Just across the border in southern Vermont is the regions newest museum, The Museum of Black WWII History. Located in an old schoolhouse in Pownal, Vermont, this museum is a true labor of love. It was opened to the public one year ago by Bruce Bird in the former Oak Hill Schoolhouse. Mr. Bird was able to purchase the building for one dollar with the assistance of Vermont Representative Bill Botzow, with the provision that it be used as a museum. After fixing the roof and other improvements, he estimates that he’s spent around $40,000 to date on the building.

Prior to retiring, Mr Bird spent two years as curator of the Vermont Militia Museum in Colchester, exhibits curator at the Vermont Veterans Home in Bennington. His museum career began with an internship at the Navy Museum in Washington, DC.

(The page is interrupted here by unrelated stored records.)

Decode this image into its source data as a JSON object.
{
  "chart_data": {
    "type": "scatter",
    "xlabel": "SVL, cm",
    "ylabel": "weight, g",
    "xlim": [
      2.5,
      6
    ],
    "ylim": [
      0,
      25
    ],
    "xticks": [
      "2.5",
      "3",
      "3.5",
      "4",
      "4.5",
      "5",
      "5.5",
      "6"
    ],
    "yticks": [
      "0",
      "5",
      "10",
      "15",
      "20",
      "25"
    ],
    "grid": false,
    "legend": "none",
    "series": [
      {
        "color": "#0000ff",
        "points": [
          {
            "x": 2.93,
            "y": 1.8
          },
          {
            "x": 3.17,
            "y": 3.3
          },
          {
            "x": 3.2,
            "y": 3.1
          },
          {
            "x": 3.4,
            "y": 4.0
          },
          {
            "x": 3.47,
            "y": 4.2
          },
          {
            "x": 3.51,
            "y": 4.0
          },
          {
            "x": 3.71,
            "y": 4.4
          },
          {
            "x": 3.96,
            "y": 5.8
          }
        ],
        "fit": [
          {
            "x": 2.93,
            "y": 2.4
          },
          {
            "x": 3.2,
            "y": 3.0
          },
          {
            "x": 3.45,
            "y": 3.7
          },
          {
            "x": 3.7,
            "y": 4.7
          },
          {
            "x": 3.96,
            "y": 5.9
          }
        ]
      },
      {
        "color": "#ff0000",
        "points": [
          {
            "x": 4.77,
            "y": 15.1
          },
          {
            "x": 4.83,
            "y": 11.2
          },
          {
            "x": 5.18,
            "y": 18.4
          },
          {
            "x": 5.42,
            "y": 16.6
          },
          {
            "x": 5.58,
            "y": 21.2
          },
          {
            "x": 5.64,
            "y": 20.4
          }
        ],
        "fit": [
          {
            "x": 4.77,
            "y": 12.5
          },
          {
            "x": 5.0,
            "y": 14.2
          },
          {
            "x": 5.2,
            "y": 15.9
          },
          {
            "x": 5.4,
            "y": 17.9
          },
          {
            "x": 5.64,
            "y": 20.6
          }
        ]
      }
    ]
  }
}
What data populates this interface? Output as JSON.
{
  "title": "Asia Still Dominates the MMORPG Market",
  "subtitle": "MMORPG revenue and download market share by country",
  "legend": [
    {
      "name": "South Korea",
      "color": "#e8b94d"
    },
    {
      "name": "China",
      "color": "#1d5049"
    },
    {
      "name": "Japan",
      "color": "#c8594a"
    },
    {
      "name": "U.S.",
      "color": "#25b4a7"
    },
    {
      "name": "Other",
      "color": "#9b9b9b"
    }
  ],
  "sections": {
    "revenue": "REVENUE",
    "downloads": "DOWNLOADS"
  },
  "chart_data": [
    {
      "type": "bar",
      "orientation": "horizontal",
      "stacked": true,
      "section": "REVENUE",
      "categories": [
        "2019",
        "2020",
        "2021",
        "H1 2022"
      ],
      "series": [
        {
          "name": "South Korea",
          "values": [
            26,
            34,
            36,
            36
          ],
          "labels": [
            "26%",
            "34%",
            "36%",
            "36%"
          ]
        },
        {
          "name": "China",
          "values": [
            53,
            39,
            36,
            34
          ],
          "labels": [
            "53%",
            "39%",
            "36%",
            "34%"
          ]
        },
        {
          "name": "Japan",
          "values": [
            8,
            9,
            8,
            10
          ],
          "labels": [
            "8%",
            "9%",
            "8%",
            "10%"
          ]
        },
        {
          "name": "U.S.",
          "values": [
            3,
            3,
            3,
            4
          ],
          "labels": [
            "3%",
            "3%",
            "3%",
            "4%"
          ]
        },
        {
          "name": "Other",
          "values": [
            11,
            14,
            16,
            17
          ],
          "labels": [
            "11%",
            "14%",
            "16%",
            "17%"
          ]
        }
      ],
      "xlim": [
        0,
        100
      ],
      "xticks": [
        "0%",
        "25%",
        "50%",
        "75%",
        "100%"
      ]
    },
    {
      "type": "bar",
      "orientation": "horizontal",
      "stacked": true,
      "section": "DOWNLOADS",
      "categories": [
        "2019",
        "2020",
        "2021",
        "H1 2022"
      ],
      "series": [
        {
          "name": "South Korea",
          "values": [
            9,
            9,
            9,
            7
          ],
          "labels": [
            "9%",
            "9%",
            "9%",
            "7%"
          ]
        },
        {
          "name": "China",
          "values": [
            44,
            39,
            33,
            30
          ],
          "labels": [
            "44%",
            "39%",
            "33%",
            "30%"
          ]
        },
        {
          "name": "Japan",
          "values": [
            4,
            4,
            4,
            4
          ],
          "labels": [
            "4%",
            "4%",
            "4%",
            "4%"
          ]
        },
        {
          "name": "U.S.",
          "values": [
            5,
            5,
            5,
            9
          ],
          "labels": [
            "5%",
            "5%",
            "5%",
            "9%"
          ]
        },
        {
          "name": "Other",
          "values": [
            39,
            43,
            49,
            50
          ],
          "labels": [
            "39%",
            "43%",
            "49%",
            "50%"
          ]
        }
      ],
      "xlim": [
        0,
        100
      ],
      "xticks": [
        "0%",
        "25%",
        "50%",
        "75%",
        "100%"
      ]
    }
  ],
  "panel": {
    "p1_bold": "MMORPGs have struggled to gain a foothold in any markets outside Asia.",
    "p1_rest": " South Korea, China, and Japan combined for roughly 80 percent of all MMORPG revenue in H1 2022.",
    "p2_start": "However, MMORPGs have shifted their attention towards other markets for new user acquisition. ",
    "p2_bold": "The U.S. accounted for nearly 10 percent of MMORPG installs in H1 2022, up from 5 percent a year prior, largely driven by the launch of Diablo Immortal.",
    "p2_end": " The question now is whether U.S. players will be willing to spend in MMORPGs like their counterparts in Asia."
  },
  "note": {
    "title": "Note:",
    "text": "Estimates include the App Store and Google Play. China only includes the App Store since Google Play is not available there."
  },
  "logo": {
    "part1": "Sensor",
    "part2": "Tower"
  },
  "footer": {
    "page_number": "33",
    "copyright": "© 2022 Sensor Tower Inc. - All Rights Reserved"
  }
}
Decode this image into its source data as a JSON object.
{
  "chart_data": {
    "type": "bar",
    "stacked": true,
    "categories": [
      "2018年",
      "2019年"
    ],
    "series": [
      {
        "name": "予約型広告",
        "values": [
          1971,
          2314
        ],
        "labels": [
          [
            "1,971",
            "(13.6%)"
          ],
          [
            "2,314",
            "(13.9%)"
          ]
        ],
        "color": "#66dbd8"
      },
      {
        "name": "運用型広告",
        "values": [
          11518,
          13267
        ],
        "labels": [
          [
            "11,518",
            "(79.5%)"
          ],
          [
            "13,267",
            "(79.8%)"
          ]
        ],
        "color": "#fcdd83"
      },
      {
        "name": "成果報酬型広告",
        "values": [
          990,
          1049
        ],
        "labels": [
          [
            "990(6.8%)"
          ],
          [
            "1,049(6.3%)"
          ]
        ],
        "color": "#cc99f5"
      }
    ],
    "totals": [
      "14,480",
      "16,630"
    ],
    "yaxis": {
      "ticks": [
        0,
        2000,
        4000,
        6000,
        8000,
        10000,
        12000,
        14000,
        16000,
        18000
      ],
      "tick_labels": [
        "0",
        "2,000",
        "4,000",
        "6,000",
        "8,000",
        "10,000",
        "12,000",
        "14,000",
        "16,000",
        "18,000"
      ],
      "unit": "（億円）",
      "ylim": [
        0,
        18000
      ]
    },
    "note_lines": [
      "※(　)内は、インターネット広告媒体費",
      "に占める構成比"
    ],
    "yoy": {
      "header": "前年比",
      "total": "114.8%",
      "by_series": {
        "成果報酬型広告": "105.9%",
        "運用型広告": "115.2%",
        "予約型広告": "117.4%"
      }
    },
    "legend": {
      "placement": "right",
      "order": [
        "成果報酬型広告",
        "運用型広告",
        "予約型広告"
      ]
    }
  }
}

An avid collector of military equipment for over fifty years, Bird said that until ten years ago he had no idea of the extent of the military contributions made by this countries minorities. When he realized that our country lacked a museum devoted to their contribution, he decided to start one himself.

This modest two-room museum has display cases, which include historical photographs and extensive notes, about the most illustrious all-black units, such as the Tuskegee Airmen and the 761st Tank Battalion, also known as the Black Panthers, which served with distinction during the Battle of the Bulge. Plan on spending about an hour touring the museum.

On August 4th, the Museum will host Ray Elliott, a WWII veteran and now retired chemist whose laboratory monitored worldwide radiation fallout. Mr. Elliot will be speaking about growing up as a young black man in the 1940’s and 1950’s as well as what life was like in the segregated Army. Mr. Elliot will be speaking at 2:00 pm.

The Museum of Black WWII History is located at 179 Oak Hill Road in Pownal, Vermont. It is nine miles south of Bennington, just off of Route 7. Museum hours are Thursday to Monday, 10:00 am to 5:00 pm. Adult admission is $5.00.